Data released from the National Highway Traffic Safety Administration, or NHTSA, shows that drunk driving deaths increased from 9,865 in 2011 to 10,322 in 2012. This is right after a milestone was met last year when the death toll for drunk driving fell beneath 10,000. This is the first time in six years that drunk driving fatalities has increased instead of declined, and worse, it increased by nearly a whopping 5 percent.
On a broader level, traffic deaths increased by 3.3 percent to 33,561 from 2011. These numbers make drunk driving fatalities even more distressing. It is being argued that more vigilant action needs to be taken to help reduce drunk driving, while using drunk driving countermeasures like the Campaign to Eliminate Drunk Driving, which has had promising effects. It is also being argued that states across America should buckle down with more laws that require drunk drivers to be convicted, and for an ignition interlock device to be used.
According to Mother’s Against Drunk Driving, or MADD, since the introduction of interlocks, the DUI traffic death rates have fallen to less than 100 in Kansas in 2012. In Kansas, a law was passed in 2011 that required convicted DUI offenders to have interlocks installed in their vehicles after the first offense.

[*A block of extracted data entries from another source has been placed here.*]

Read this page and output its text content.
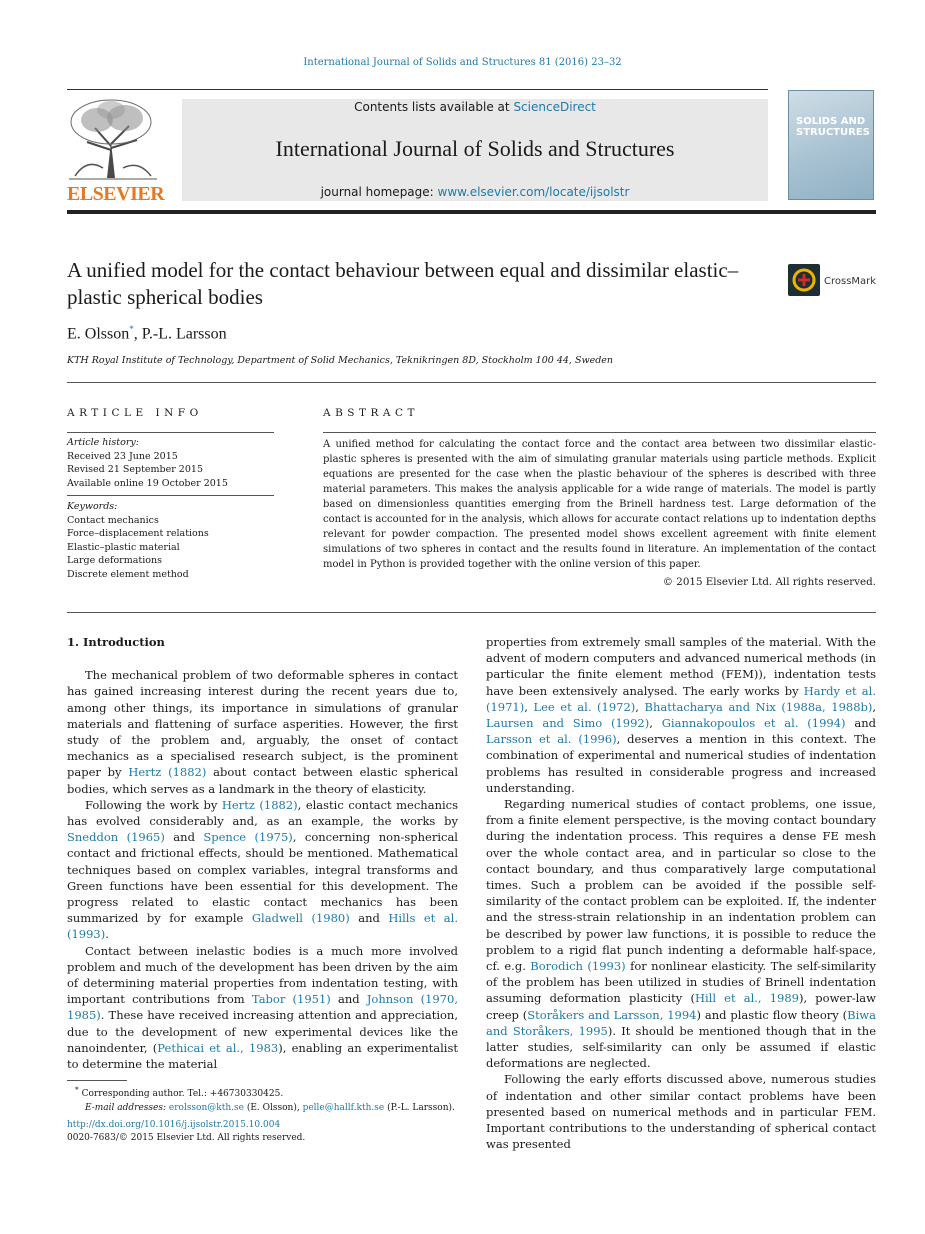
International Journal of Solids and Structures 81 (2016) 23–32
ELSEVIER
Contents lists available at ScienceDirect
International Journal of Solids and Structures
journal homepage: www.elsevier.com/locate/ijsolstr
SOLIDS AND STRUCTURES
A unified model for the contact behaviour between equal and dissimilar elastic–plastic spherical bodies
CrossMark
E. Olsson*, P.-L. Larsson
KTH Royal Institute of Technology, Department of Solid Mechanics, Teknikringen 8D, Stockholm 100 44, Sweden
ARTICLE INFO
Article history:
Received 23 June 2015
Revised 21 September 2015
Available online 19 October 2015
Keywords:
Contact mechanics
Force–displacement relations
Elastic–plastic material
Large deformations
Discrete element method
ABSTRACT
A unified method for calculating the contact force and the contact area between two dissimilar elastic-plastic spheres is presented with the aim of simulating granular materials using particle methods. Explicit equations are presented for the case when the plastic behaviour of the spheres is described with three material parameters. This makes the analysis applicable for a wide range of materials. The model is partly based on dimensionless quantities emerging from the Brinell hardness test. Large deformation of the contact is accounted for in the analysis, which allows for accurate contact relations up to indentation depths relevant for powder compaction. The presented model shows excellent agreement with finite element simulations of two spheres in contact and the results found in literature. An implementation of the contact model in Python is provided together with the online version of this paper.
© 2015 Elsevier Ltd. All rights reserved.

1. Introduction

The mechanical problem of two deformable spheres in contact has gained increasing interest during the recent years due to, among other things, its importance in simulations of granular materials and flattening of surface asperities. However, the first study of the problem and, arguably, the onset of contact mechanics as a specialised research subject, is the prominent paper by Hertz (1882) about contact between elastic spherical bodies, which serves as a landmark in the theory of elasticity.

Following the work by Hertz (1882), elastic contact mechanics has evolved considerably and, as an example, the works by Sneddon (1965) and Spence (1975), concerning non-spherical contact and frictional effects, should be mentioned. Mathematical techniques based on complex variables, integral transforms and Green functions have been essential for this development. The progress related to elastic contact mechanics has been summarized by for example Gladwell (1980) and Hills et al. (1993).

Contact between inelastic bodies is a much more involved problem and much of the development has been driven by the aim of determining material properties from indentation testing, with important contributions from Tabor (1951) and Johnson (1970, 1985). These have received increasing attention and appreciation, due to the development of new experimental devices like the nanoindenter, (Pethicai et al., 1983), enabling an experimentalist to determine the material

properties from extremely small samples of the material. With the advent of modern computers and advanced numerical methods (in particular the finite element method (FEM)), indentation tests have been extensively analysed. The early works by Hardy et al. (1971), Lee et al. (1972), Bhattacharya and Nix (1988a, 1988b), Laursen and Simo (1992), Giannakopoulos et al. (1994) and Larsson et al. (1996), deserves a mention in this context. The combination of experimental and numerical studies of indentation problems has resulted in considerable progress and increased understanding.

Regarding numerical studies of contact problems, one issue, from a finite element perspective, is the moving contact boundary during the indentation process. This requires a dense FE mesh over the whole contact area, and in particular so close to the contact boundary, and thus comparatively large computational times. Such a problem can be avoided if the possible self-similarity of the contact problem can be exploited. If, the indenter and the stress-strain relationship in an indentation problem can be described by power law functions, it is possible to reduce the problem to a rigid flat punch indenting a deformable half-space, cf. e.g. Borodich (1993) for nonlinear elasticity. The self-similarity of the problem has been utilized in studies of Brinell indentation assuming deformation plasticity (Hill et al., 1989), power-law creep (Storåkers and Larsson, 1994) and plastic flow theory (Biwa and Storåkers, 1995). It should be mentioned though that in the latter studies, self-similarity can only be assumed if elastic deformations are neglected.

Following the early efforts discussed above, numerous studies of indentation and other similar contact problems have been presented based on numerical methods and in particular FEM. Important contributions to the understanding of spherical contact was presented

* Corresponding author. Tel.: +46730330425.
E-mail addresses: erolsson@kth.se (E. Olsson), pelle@hallf.kth.se (P.-L. Larsson).
http://dx.doi.org/10.1016/j.ijsolstr.2015.10.004
0020-7683/© 2015 Elsevier Ltd. All rights reserved.
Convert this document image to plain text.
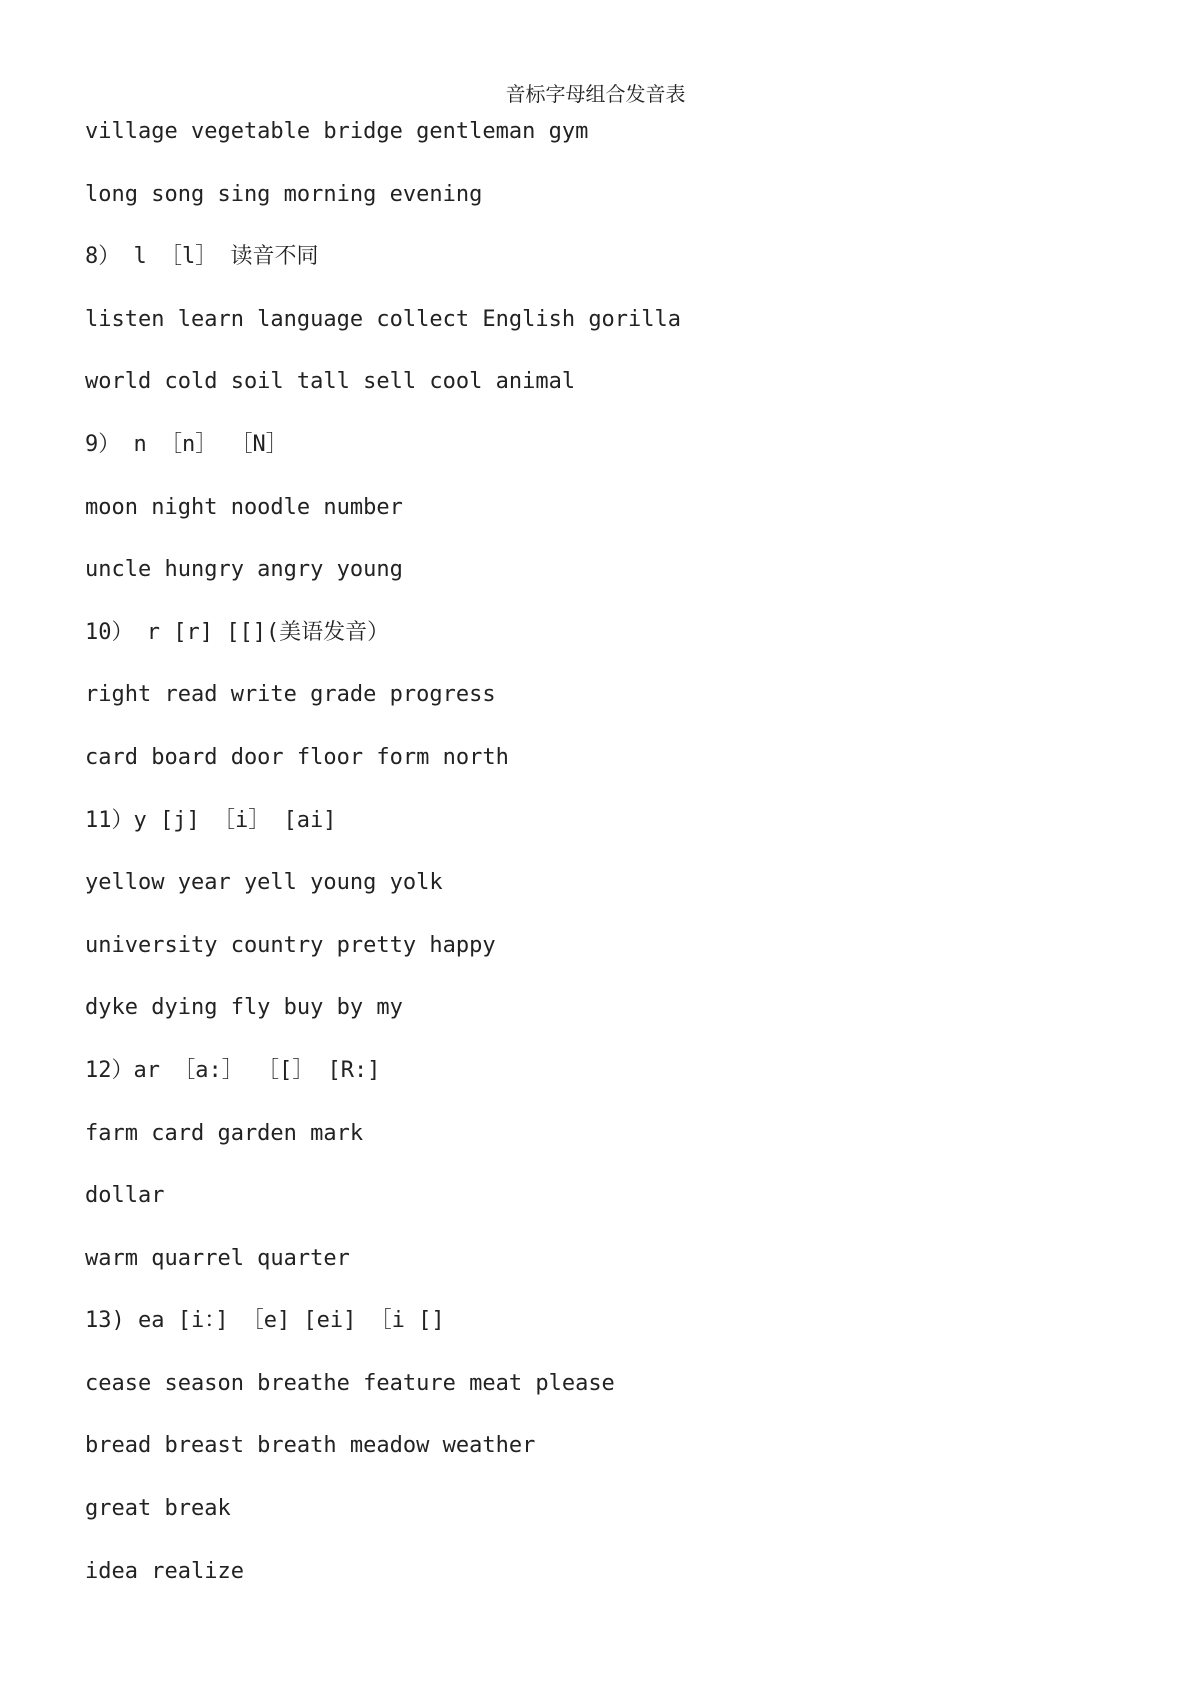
音标字母组合发音表
village vegetable bridge gentleman gym
long song sing morning evening
8） l ［l］ 读音不同
listen learn language collect English gorilla
world cold soil tall sell cool animal
9） n ［n］ ［N］
moon night noodle number
uncle hungry angry young
10） r [r] [[](美语发音）
right read write grade progress
card board door floor form north
11）y [j] ［i］ [ai]
yellow year yell young yolk
university country pretty happy
dyke dying fly buy by my
12）ar ［a:］ ［[］ [R:]
farm card garden mark
dollar
warm quarrel quarter
13) ea [i：] ［e] [ei] ［i []
cease season breathe feature meat please
bread breast breath meadow weather
great break
idea realize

Before, a person had to be convicted twice before requiring an interlock system installation. The interlock system has an in-car breathalyzer that has to be used before the car can be started. If a certain level of alcohol is detected, then the car will not start.
The amount of Kansas drunk driving deaths in 2012 was 94, which was a decline of 17.5 percent from 114 drunk driving deaths in 2011. In 2010, the death toll for drunk driving accidents was at 138, a 17.3 percent reduction. It is being argued that the Legislature should remove the 2015 sunset, which will remove the interlock law, and instead it should become a permanent mandate. Kansas and three other states wrote a clause to make the interlock statute only a three-year mandate.
States that have shown the opposite effect, with increased drunk driving deaths, include Illinois (30 percent to 35 percent), Georgia (22 percent to 25 percent), Maine (17 percent to 30 percent) and Nebraska (25 percent to 35 percent). As of July 2013, the five states with the most DUI arrests include California (214,828), Texas (90, 066), Florida (61,852), Pennsylvania (53,319) and North Carolina (49,599).
To put this all into perspective, if you placed all of the people who admitted to driving under the influence in their own state, it would be the fifth largest in the U.S. Here is a list of other startling stats:
- In the U.S. it costs taxpayers $132 billion annually for drunk driving (in 2010).
- Between 50 percent and 75 percent of drunk drivers continue driving with a suspended license.
- On average, drunk drivers drive intoxicated around 80 times before getting caught.
- Drunk driving is highest for people between 21 and 25, making up 23.4 percent of drunk driving.
Looking at this data clearly shows why drunk driving deaths are on the rise instead of on the decline.